Подойдя к дому, Лаура заметила, что окно детской светится. Значит, младшие ещё не спали. Это показалось ей странным – слишком поздно для их возраста.
– Ты где была? – Отец тяжело вздохнул, опустив руки. На его лице отразилась усталость, смешанная с чувством вины, которое он старался скрыть. Лаура почувствовала, как гнев внутри неё растёт, но ответов всё ещё не было.
– Скажи мне, – голос её дрожал, – где мама?
Отец посмотрел на неё долгим взглядом, но не сразу ответил. В этот момент из соседней комнаты появился священник. Его присутствие было неожиданным для Лауры, но он двигался спокойно, как человек, который привык находиться в чужих домах и вызывать доверие.

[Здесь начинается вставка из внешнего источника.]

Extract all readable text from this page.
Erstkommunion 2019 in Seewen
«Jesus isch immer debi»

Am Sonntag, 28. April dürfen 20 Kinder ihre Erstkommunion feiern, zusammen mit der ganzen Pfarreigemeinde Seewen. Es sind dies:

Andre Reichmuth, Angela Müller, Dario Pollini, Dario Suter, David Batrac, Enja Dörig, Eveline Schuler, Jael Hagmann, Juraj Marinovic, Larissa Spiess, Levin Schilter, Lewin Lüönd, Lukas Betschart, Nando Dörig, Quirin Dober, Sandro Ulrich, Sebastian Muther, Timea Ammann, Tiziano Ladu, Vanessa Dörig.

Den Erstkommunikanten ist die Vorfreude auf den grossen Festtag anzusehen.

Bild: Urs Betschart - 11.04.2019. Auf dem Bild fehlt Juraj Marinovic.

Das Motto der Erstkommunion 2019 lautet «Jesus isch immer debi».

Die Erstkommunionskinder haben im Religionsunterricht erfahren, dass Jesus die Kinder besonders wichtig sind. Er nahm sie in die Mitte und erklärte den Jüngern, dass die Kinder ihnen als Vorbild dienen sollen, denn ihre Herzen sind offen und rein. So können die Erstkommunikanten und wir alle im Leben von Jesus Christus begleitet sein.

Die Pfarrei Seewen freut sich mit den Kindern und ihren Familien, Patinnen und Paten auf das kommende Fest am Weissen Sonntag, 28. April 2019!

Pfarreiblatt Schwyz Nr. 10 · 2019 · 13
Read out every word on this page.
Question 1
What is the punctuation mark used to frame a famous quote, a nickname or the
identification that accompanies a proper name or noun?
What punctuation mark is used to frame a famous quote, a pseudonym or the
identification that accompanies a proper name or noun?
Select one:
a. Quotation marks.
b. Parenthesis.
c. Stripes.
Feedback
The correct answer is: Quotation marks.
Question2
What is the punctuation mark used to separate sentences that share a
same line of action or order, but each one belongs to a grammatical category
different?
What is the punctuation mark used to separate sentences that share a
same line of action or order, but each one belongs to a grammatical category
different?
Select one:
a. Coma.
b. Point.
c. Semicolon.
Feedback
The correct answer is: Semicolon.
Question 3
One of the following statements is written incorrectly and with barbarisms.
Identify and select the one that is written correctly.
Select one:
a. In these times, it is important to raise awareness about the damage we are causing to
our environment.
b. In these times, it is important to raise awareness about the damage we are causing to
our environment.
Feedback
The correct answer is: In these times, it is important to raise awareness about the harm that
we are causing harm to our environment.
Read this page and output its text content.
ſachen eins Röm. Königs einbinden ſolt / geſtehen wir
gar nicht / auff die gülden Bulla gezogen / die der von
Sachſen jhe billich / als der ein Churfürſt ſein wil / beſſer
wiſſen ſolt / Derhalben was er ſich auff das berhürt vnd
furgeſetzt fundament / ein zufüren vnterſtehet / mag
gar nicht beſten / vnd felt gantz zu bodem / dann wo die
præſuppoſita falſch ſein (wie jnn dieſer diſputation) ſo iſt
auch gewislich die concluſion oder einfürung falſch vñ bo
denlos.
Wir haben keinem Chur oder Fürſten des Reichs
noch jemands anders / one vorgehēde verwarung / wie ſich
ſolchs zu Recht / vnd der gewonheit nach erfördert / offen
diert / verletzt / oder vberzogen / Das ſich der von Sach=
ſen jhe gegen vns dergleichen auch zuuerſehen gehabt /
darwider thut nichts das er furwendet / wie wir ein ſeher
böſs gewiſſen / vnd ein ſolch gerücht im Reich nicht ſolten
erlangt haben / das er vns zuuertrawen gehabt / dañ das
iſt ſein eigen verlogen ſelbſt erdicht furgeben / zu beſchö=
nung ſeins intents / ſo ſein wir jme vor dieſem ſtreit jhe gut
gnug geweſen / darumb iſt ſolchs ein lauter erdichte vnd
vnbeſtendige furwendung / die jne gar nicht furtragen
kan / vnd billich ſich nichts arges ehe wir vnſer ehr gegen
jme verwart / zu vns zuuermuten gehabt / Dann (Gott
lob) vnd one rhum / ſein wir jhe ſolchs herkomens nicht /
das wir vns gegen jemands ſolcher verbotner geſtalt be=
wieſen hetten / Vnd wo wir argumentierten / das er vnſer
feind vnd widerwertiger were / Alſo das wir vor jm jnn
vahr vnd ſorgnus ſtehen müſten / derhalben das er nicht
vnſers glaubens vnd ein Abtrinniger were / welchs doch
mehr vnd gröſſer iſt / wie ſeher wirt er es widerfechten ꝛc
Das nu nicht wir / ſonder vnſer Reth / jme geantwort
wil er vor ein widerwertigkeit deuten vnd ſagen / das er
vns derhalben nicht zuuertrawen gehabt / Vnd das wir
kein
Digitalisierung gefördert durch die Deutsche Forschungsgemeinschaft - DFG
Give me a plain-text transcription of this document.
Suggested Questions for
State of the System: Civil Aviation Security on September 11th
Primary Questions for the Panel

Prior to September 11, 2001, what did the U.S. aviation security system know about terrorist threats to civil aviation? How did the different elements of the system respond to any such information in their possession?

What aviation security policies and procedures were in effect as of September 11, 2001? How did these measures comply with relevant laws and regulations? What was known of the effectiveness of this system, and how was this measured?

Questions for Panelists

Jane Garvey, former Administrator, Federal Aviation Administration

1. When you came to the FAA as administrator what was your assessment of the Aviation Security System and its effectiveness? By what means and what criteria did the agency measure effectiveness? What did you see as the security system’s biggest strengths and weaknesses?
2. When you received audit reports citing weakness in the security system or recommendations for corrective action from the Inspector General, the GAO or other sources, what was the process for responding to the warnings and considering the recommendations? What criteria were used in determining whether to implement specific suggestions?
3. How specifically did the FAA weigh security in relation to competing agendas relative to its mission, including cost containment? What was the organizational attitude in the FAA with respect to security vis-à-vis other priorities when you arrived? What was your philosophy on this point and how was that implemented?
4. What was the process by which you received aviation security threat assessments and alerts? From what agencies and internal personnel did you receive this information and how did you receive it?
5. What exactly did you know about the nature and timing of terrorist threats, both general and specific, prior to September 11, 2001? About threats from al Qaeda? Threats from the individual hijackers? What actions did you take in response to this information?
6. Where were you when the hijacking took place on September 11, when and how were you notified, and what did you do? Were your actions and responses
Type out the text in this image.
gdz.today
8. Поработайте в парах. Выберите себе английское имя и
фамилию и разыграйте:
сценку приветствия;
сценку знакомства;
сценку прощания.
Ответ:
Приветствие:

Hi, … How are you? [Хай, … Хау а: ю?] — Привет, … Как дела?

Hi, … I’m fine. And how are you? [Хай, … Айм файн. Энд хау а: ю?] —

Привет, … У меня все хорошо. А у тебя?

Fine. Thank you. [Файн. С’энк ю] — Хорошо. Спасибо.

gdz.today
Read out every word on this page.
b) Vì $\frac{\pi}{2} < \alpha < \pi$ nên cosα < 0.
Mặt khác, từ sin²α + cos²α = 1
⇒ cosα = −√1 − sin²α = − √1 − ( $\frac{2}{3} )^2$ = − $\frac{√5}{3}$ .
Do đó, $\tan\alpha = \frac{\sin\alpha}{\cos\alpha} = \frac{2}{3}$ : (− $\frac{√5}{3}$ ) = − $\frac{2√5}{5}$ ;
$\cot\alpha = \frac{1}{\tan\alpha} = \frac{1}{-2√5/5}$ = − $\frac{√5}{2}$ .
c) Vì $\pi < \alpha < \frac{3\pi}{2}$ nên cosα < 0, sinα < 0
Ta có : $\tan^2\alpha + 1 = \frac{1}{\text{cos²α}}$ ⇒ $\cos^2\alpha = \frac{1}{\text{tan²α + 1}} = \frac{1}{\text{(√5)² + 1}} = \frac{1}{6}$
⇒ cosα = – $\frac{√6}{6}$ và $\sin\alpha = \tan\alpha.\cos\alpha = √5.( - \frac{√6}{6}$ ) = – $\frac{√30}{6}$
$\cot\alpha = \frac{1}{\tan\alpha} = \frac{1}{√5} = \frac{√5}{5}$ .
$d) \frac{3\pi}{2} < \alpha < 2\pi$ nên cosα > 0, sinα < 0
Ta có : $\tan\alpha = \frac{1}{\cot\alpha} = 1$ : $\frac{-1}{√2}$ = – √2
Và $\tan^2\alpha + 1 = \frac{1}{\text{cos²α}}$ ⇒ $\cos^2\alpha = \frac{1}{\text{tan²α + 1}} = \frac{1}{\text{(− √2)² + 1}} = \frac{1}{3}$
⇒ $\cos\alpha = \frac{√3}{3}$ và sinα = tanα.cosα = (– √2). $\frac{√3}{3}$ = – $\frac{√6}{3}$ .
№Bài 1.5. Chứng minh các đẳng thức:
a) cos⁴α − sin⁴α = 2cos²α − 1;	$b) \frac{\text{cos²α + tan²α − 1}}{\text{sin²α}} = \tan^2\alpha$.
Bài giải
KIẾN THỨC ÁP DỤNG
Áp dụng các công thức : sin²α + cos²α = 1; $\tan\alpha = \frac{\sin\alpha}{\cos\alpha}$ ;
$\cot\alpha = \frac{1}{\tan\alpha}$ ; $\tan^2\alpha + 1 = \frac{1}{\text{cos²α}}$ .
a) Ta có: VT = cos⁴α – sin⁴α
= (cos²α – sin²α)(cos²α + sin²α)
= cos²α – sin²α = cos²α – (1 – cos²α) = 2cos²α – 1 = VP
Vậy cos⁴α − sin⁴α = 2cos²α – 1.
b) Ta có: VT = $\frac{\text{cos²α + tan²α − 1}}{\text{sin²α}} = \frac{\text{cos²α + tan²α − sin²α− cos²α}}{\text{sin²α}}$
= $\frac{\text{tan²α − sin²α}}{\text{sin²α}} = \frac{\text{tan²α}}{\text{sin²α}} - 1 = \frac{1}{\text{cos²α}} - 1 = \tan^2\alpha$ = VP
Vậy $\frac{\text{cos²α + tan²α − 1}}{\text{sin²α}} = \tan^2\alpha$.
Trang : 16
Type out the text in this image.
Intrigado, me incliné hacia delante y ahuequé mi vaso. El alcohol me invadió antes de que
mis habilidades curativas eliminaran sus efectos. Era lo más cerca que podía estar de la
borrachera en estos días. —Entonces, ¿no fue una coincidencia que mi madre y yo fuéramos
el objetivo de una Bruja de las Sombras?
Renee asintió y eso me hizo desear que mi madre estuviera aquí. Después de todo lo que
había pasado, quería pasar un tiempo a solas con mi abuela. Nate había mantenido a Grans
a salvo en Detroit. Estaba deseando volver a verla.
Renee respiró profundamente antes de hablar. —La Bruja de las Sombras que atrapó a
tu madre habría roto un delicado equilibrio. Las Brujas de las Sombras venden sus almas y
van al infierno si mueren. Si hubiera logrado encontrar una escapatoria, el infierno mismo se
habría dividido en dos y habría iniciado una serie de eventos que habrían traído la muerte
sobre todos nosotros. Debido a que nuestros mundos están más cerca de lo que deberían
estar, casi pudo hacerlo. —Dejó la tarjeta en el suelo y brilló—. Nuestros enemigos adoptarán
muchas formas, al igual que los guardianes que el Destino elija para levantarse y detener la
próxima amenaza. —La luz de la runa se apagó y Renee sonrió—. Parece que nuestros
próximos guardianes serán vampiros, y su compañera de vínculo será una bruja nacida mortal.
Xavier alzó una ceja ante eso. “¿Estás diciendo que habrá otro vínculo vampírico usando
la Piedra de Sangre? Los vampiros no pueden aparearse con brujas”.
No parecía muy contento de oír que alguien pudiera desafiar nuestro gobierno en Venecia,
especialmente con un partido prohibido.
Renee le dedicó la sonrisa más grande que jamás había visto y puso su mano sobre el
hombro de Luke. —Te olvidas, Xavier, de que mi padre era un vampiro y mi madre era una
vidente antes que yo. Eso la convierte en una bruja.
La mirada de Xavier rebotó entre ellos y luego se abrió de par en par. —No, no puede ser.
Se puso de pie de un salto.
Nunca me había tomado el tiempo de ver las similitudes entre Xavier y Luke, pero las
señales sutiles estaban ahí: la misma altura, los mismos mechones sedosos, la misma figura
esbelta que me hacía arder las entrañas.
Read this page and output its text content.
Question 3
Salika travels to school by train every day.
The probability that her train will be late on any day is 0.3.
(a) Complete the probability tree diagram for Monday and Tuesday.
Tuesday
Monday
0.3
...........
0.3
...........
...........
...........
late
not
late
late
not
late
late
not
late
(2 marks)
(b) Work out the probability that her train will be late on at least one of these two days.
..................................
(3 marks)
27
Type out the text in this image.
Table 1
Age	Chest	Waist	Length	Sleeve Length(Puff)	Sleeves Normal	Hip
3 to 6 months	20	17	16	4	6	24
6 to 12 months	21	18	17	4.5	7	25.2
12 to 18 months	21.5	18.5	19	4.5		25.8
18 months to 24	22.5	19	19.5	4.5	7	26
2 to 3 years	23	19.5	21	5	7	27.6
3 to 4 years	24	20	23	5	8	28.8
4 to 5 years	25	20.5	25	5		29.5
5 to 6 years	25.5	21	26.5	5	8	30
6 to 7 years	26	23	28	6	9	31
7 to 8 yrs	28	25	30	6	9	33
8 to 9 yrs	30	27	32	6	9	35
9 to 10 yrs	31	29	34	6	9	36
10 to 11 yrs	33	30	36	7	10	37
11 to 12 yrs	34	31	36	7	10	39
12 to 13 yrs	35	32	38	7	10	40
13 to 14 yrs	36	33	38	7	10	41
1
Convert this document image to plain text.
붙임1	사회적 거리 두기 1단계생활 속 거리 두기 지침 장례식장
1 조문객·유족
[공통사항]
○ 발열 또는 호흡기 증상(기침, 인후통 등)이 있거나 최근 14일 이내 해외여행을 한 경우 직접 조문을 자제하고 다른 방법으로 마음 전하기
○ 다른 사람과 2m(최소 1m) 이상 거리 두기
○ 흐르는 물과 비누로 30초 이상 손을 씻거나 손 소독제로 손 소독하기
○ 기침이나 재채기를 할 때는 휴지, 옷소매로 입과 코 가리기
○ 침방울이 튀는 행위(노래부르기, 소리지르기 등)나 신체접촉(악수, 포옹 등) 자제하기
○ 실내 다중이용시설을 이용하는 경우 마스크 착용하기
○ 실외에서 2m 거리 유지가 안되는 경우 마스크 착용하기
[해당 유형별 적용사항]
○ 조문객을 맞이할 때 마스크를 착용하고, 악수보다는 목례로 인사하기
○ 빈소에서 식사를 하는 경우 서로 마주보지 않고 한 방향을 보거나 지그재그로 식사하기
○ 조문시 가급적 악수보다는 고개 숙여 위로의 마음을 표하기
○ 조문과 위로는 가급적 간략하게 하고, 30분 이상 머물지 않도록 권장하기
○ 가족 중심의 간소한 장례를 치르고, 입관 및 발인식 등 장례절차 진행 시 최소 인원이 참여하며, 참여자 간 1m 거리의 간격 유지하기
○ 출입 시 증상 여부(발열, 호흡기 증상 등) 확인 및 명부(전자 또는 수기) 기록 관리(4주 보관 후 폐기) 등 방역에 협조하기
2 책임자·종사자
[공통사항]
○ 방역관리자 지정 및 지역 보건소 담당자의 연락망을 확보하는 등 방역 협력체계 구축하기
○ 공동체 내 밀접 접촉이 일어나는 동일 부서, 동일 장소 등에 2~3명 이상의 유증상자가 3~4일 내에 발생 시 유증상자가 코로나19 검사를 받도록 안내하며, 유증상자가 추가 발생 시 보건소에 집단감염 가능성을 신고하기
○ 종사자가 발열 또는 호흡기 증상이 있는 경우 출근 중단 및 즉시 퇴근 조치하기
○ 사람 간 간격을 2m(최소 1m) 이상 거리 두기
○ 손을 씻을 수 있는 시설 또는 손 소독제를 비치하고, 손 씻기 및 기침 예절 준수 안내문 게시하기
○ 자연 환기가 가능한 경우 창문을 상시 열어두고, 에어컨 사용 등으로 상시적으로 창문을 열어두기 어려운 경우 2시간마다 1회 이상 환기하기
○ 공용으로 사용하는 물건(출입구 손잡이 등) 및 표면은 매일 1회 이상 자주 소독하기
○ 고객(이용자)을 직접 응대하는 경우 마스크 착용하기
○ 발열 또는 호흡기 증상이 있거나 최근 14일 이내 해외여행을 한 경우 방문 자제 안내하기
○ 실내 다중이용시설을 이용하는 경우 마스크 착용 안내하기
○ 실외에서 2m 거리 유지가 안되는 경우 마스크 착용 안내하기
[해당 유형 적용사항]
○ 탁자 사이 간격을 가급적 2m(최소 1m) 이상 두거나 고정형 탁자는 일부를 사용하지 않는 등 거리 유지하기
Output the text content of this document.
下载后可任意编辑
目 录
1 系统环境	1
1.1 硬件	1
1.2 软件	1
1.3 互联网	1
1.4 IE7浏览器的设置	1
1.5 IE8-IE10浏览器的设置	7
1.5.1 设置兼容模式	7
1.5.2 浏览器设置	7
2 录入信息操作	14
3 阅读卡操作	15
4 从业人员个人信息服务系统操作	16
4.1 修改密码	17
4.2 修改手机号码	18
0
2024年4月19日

– Спасибо вам, отец Сантос, – обратился к нему Эрнандо, выпрямившись. Он смотрел в пол, словно сама мысль, что он тут находится, пугала его. – Мы очень ценим вашу помощь.
– На то воля Божья, – мягко ответил тот, складывая руки перед собой. Его голос был тёплым, и он посмотрел на Лауру так, словно видел её напряжение, но не хотел вмешиваться.
– Воля Божья? – внезапно воскликнула Лаура, обращаясь скорее к отцу, чем к священнику. – А наша воля, как быть с ней? Почему никто не объясняет, что происходит?
– Лаура… – попытался вмешаться отец, но она перебила его.
– Нет, папа! – крикнула она, чувствуя, как её голос дрожит от обиды и гнева. – Вы с мамой исчезаете без предупреждения, сваливаете на меня этих двоих, а потом ждёте, что я просто это приму?
Адриан, стоявший за дверью, выглянул на этот громкий всплеск эмоций сестры, а Сантьяго, сидя на родительской кровати, вертел в руках игрушку, стараясь казаться безразличным.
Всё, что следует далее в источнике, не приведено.